The Union Ministry of Electronics and Information Technology on Monday once again notified draft amendments to the new Information Technology rules introduced last year.

On June 2, the ministry had removed the draft notification from its website seeking comments from stakeholders. In the notification, the government had proposed to set up a new grievance appellate committee that will have the power to reverse the content moderation decisions of social media companies.

The Information Technology (Intermediary Guidelines and Digital Media Ethics Code) Rules, 2021 were notified on February 25 last year and came into force three months later.

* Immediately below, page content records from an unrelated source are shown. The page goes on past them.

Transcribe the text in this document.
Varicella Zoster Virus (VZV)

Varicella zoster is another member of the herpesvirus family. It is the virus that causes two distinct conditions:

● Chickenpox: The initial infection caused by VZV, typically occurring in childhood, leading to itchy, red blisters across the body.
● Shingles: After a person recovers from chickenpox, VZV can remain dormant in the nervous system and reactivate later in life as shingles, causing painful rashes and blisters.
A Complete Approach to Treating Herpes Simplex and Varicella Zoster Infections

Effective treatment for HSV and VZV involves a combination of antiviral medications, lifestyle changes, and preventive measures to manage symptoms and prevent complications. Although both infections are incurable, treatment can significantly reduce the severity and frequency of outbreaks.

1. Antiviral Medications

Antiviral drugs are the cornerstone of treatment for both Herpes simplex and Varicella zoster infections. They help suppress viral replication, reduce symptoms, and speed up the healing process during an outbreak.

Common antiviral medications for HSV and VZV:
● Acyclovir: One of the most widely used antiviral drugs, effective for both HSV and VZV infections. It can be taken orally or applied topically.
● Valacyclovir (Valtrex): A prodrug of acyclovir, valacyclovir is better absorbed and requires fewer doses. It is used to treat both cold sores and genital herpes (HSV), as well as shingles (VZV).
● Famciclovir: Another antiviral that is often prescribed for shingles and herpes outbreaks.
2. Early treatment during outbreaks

The rules aim to regulate intermediaries – which include social media websites such as Facebook, its messenger service app WhatsApp, microblogging platform Twitter, internet service providers and online marketplaces – as well as digital media publishers, which include news websites and streaming services such as Netflix.

Through the proposed amendments, the government sought to set up a complaints panel besides the in-house grievance redressal officer whom social media firms are already mandated to employ under the new IT rules.

The amended rules also require social media companies to address a complaint seeking removal of posts within 72 hours in order to ensure that “problematic content is removed expeditiously, and does not become viral over a sustained period of time”.

After putting up the notification again on Monday, the ministry said that the amendments are aimed at filling gaps in regulations pertaining to large technology companies and to ensure that the firms do not violate the constitutional rights of citizens.

The ministry said that the amended rules seek to provide “additional avenues for grievance redressal apart from courts and also ensure that the constitutional rights of Indian citizens are not contravened by any Big Tech platform”.

The ministry also sought public comments on the draft amendments within the next 30 days.

Several media outlets have challenged the rules in courts, arguing that the guidelines will allow the government to directly control their content. Several High Courts in the country have either put the rules on hold or struck down multiple parts of it.

Last year, tensions flared up between the Centre and Twitter after the social media firm refused to fully follow an order to remove hundreds of accounts accused of spreading misinformation about the farmers’ agitation. The social network eventually relented after its local employees were threatened with prison time.